The neural mechanisms that give rise to human consciousness have been described as one of the greatest and most profound mysteries in all of modern medicine. The use of general anesthetics to induce loss of consciousness (LOC) in millions of patients each year provides unique opportunity to determine if various neural circuits play critical roles in the promotion or restoration of consciousness.
Many general anesthetics, including propofol, the most widely-used anesthetic to induce and/or maintain general anesthesia in humans, induce LOC in part by potentiating chloride influx through the GABAA receptor, leading to neural inhibition. During the initial period of general anesthesia, known as induction, a bolus dose of an anesthetic drug is administered that leads to LOC. Consciousness is characterized by wakefulness, arousal, cognition, self-awareness, and awareness of one’s environment. LOC may be easily assessed by a patient’s lack of response to a verbal command from a clinician.
Interestingly, an intriguing phenomenon known as paradoxical excitation may also occur after initial administration of an anesthetic drug. As the name implies, nearly every anesthetic drug used clinically may paradoxically excite the brain before inducing unconsciousness (e.g. eccentric body movements, transient increases in beta activity on the electroencephalogram, etc.). Anesthesiologists and neuroscientists are currently unable to explain how anesthetics are able to induce paradoxical excitation.
Additionally, emergence from general anesthesia is a passive process that occurs after anesthetic removal, is associated with lower levels of anesthetic concentrations in the brain, and is also characterized by transient increases in beta activity on the electroencephalogram just before emergence, similar to low dose anesthetic-induced paradoxical excitation just before loss of consciousness. Such evidence indicates that paradoxical excitation and the period just before emergence from general anesthesia are analogous and that both states may indeed share a common mechanism.
AMPK is an evolutionarily conserved kinase that increases lifespan and healthspan in several model organisms, is present throughout the mammalian brain, and is activated by increases in cellular stress (e.g. increases in calcium [Ca2+], reactive oxygen species [ROS], and/or increases in the AMP/ATP ratio, etc.). Both Ca2+ and ROS play critical roles in neuronal excitation and the inhibition of AMPK has recently been shown to inhibit long-term potentiation in vitro(considered the cellular correlate for learning and memory) and long-term memory formation in vivoin mice. Additionally, glutamate, the primary excitatory neurotransmitter in the human brain, activates AMPK in cortical neurons and nearly every neurotransmitter that is essential for maintaining and/or restoring human consciousness activates AMPK (i.e. acetylcholine, histamine, orexin-A, dopamine, and norepinephrine).

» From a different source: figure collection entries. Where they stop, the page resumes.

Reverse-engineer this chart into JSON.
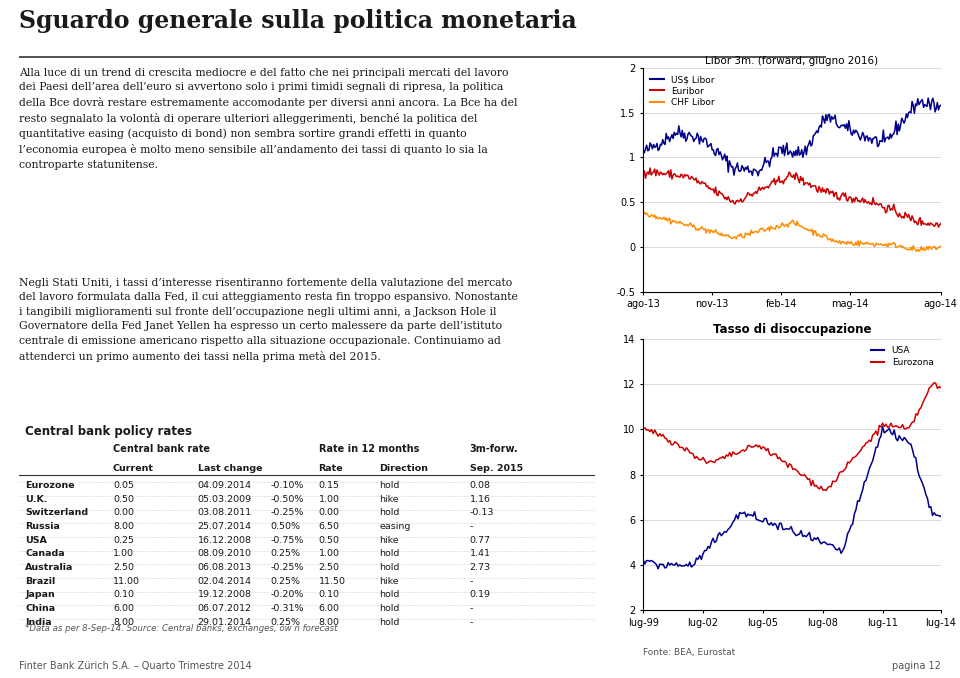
{
  "title": "Sguardo generale sulla politica monetaria",
  "title_color": "#1a1a1a",
  "background_color": "#ffffff",
  "para1": "Alla luce di un trend di crescita mediocre e del fatto che nei principali mercati del lavoro\ndei Paesi dell’area dell’euro si avvertono solo i primi timidi segnali di ripresa, la politica\ndella Bce dovrà restare estremamente accomodante per diversi anni ancora. La Bce ha del\nresto segnalato la volontà di operare ulteriori alleggerimenti, benché la politica del\nquantitative easing (acquisto di bond) non sembra sortire grandi effetti in quanto\nl’economia europea è molto meno sensibile all’andamento dei tassi di quanto lo sia la\ncontroparte statunitense.",
  "para2": "Negli Stati Uniti, i tassi d’interesse risentiranno fortemente della valutazione del mercato\ndel lavoro formulata dalla Fed, il cui atteggiamento resta fin troppo espansivo. Nonostante\ni tangibili miglioramenti sul fronte dell’occupazione negli ultimi anni, a Jackson Hole il\nGovernatore della Fed Janet Yellen ha espresso un certo malessere da parte dell’istituto\ncentrale di emissione americano rispetto alla situazione occupazionale. Continuiamo ad\nattenderci un primo aumento dei tassi nella prima metà del 2015.",
  "table_title": "Central bank policy rates",
  "table_rows": [
    [
      "Eurozone",
      "0.05",
      "04.09.2014",
      "-0.10%",
      "0.15",
      "hold",
      "0.08"
    ],
    [
      "U.K.",
      "0.50",
      "05.03.2009",
      "-0.50%",
      "1.00",
      "hike",
      "1.16"
    ],
    [
      "Switzerland",
      "0.00",
      "03.08.2011",
      "-0.25%",
      "0.00",
      "hold",
      "-0.13"
    ],
    [
      "Russia",
      "8.00",
      "25.07.2014",
      "0.50%",
      "6.50",
      "easing",
      "-"
    ],
    [
      "USA",
      "0.25",
      "16.12.2008",
      "-0.75%",
      "0.50",
      "hike",
      "0.77"
    ],
    [
      "Canada",
      "1.00",
      "08.09.2010",
      "0.25%",
      "1.00",
      "hold",
      "1.41"
    ],
    [
      "Australia",
      "2.50",
      "06.08.2013",
      "-0.25%",
      "2.50",
      "hold",
      "2.73"
    ],
    [
      "Brazil",
      "11.00",
      "02.04.2014",
      "0.25%",
      "11.50",
      "hike",
      "-"
    ],
    [
      "Japan",
      "0.10",
      "19.12.2008",
      "-0.20%",
      "0.10",
      "hold",
      "0.19"
    ],
    [
      "China",
      "6.00",
      "06.07.2012",
      "-0.31%",
      "6.00",
      "hold",
      "-"
    ],
    [
      "India",
      "8.00",
      "29.01.2014",
      "0.25%",
      "8.00",
      "hold",
      "-"
    ]
  ],
  "table_footnote": "*Data as per 8-Sep-14. Source: Central banks, exchanges, ow n forecast",
  "chart1_title": "Libor 3m. (forward, giugno 2016)",
  "chart1_yticks": [
    2.0,
    1.5,
    1.0,
    0.5,
    0.0,
    -0.5
  ],
  "chart1_xticks": [
    "ago-13",
    "nov-13",
    "feb-14",
    "mag-14",
    "ago-14"
  ],
  "chart1_legend": [
    "US$ Libor",
    "Euribor",
    "CHF Libor"
  ],
  "chart1_colors": [
    "#00008B",
    "#CC0000",
    "#FF8C00"
  ],
  "chart2_title": "Tasso di disoccupazione",
  "chart2_yticks": [
    2,
    4,
    6,
    8,
    10,
    12,
    14
  ],
  "chart2_xticks": [
    "lug-99",
    "lug-02",
    "lug-05",
    "lug-08",
    "lug-11",
    "lug-14"
  ],
  "chart2_legend": [
    "USA",
    "Eurozona"
  ],
  "chart2_colors": [
    "#00008B",
    "#CC0000"
  ],
  "chart2_footnote": "Fonte: BEA, Eurostat",
  "footer_left": "Finter Bank Zürich S.A. – Quarto Trimestre 2014",
  "footer_right": "pagina 12"
}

Furthermore, nearly every anesthetic drug used clinically that promotes paradoxical excitation but also induces loss of consciousness in human patients activates AMPK, including propofol, sevoflurane, isoflurane, dexmedetomidine, ketamine, and midazolam. Bicuculline (a secondary metabolite produced by the plant Corydalis chaerophylla) reverses propofol anesthesia and activates AMPK in cortical neurons and several compounds that have been shown to accelerate emergence from anesthesia also activate AMPK (e.g. nicotine, caffeine, forskolin, and carbachol).
Such evidence suggests a novel and provocative hypothesis wherein paradoxical excitation is considered analogous to the period just before emergence from general anesthesia and that cellular stress-induced AMPK activation by low doses of anesthetic drugs and several excitatory neurotransmitters represents a common mechanism of action promoting both states. Indeed, AMPK activators including metformin and nicotine cross the blood-brain barrier in vivoand enhance the proliferation and differentiation of neural stem cells in the brain, potentially enhancing brain repair and facilitating restoration of consciousness in patients diagnosed with disorders of consciousness (e.g. coma).
Cellular stress-induced AMPK activation may also link human consciousness with other seemingly disparate physiological and pathophysiological processes, including “young blood” (young plasma activates AMPK), pathological aging (metformin activates AMPK and alleviates accelerated aging defects in progeria cells), plasma medicine (cold physical plasma exerts beneficial effects in cells by increasing ROS levels), human life creation (stress-inducing agents promote oocyte maturation and the acrosome reaction in sperm), “jumping genes” (stress promotes the beneficial activation & mobilization of “jumping genes”  in human cells), meditation (meditation increases genes in the AMPK signaling pathway in humans), regeneration of body parts (AMPK and stress play important roles in planarian worm regeneration), and CRISPR-Cas activation in bacteria (stressors including temperature stress and nutrient deprivation activate CRISPR-Cas systems).